Campaigners hope TV series will save Full Monty working men’s club

Sheffield

Sheffield residents fear Shiregreen club that featured in original film will be demolished

As anticipation builds for the release of a new eight-part Full Monty series, hundreds of Sheffield residents are hoping that renewed interest in the stories of the group of steel workers turned strippers will help prevent the demolition of the working men’s club where the original film was made.

In the 1997 Bafta winner, made and set in post-industrial Sheffield, characters Gaz, Dave, Gerald and Lomper choreographed a striptease act to earn some cash after losing their jobs at the local steelworks.

Now, in a case of life imitating art, the community is coming together to try to overcome adversity – and campaigners are confident the new series will boost their attempt to keep the wrecking ball at bay after developers closed the club.

With the original cast reprising their roles 25 years since we last saw them in all their glory, the new series, filmed in Sheffield and Manchester, will see the gang battling crumbling healthcare and employment in their city. The original screenwriter Simon Beaufoy, who also wrote Slumdog Millionaire, is behind the reboot, and Andrew Chaplin and Catherine Morshead are directing.

There is little chance of Shiregreen working men’s club featuring in the latest offering, but back in 1997 it was used as the focal point of the characters’ lives and provided the concert room where they bared all in the film’s famous final scene. Today, though boarded up, it still sports a sign on the front saying “Home of the Full Monty” and has attracted visitors from all over the world.

When the venue was bought in 2013 by the local firm Eyre Enterprises, members and regulars expected it to maintain its status as a tourist hotspot, but in summer 2018, the club members were asked to vacate, and owner Peter Eyre kept the club open for 12 more weeks before closing it in November. It has remained vacant since.

Former club steward Ann Bentley. Photograph: Christopher Thomond/The Guardian

In recent years, the firm has bought several other working men’s clubs in the area, one of which has been demolished to make way for apartments. Shiregreen locals are desperate to ensure their club does not meet the same fate and believe the new series, set to run on Disney+ later this year, could have come just in time.

Shiregreen was originally chosen as a location by 20th Century Fox for “its feel of authenticity as a community hub in the north of England”, says former steward Ann Bentley. She was behind the bar during filming and recalls the chaos as scores of extras turned up every day for weeks. “They were paid £40 per day – a small fortune,” she laughs, “but we didn’t get anything – except of course the extra punters who wanted to catch a glimpse of the action.”

“I remember the Oscars feed cutting to us all at the club as we waited to hear if we’d won the best picture prize,” she says. “In the end, Titanic just pipped us to the post.”

Bentley met her husband, Roy, at the club in the 1960s and went on to run it with him when he was made redundant. When Roy died 13 years ago, the Sheffield Telegraph ran a piece dedicated to him, the “real Full Monty man”.

When the club closed four years ago, Bentley set to work compiling a petition to save it in her husband’s memory. Despite getting more than a thousand signatures, the club’s future remains in the balance, with the windows boarded and a demolition notice hanging outside. There has been no public announcement about what the owners’ intentions are for the building.

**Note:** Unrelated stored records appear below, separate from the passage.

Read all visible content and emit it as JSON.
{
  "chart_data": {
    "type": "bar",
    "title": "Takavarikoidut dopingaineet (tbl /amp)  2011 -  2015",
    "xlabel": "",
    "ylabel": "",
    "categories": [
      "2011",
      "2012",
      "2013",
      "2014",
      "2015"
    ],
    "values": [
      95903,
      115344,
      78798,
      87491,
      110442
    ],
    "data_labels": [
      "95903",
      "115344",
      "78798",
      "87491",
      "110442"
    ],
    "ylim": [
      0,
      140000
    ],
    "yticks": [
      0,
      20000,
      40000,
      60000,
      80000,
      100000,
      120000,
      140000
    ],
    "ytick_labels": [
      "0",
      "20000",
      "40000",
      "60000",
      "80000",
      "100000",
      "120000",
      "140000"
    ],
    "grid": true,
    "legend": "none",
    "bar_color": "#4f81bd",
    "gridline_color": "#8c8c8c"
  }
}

A scene from the 1997 film The Full Monty. Photograph: 20th Century Fox/Allstar

Bentley believes Covid has slowed down proceedings for the developers, and hopes the new TV series might garner the attention the campaign needs to finally succeed. “It’s such an important place for so many people, and it would be a dream come true to see it open again.”

Peter Price, a councillor for the Shiregreen and Brightside ward, agrees. He used to hold his regular surgery there, and says: “The notion that there is no future in this type of club is wrong. It retained a large membership right up until it closed, and even then there were several bids submitted by groups who wanted to hire it. It could thrive again in the right hands.”

Long-term club secretary and life member David Howden says the campaigners “won’t back down” and adds: “The club has been open for nearly a century, and the community needs it now more than ever.”

The Guardian contacted Eyre Enterprises but it declined to comment.

The new series will be aired in eight 60-minute instalments on Disney+, Star+ in Latin America and Hulu in the US.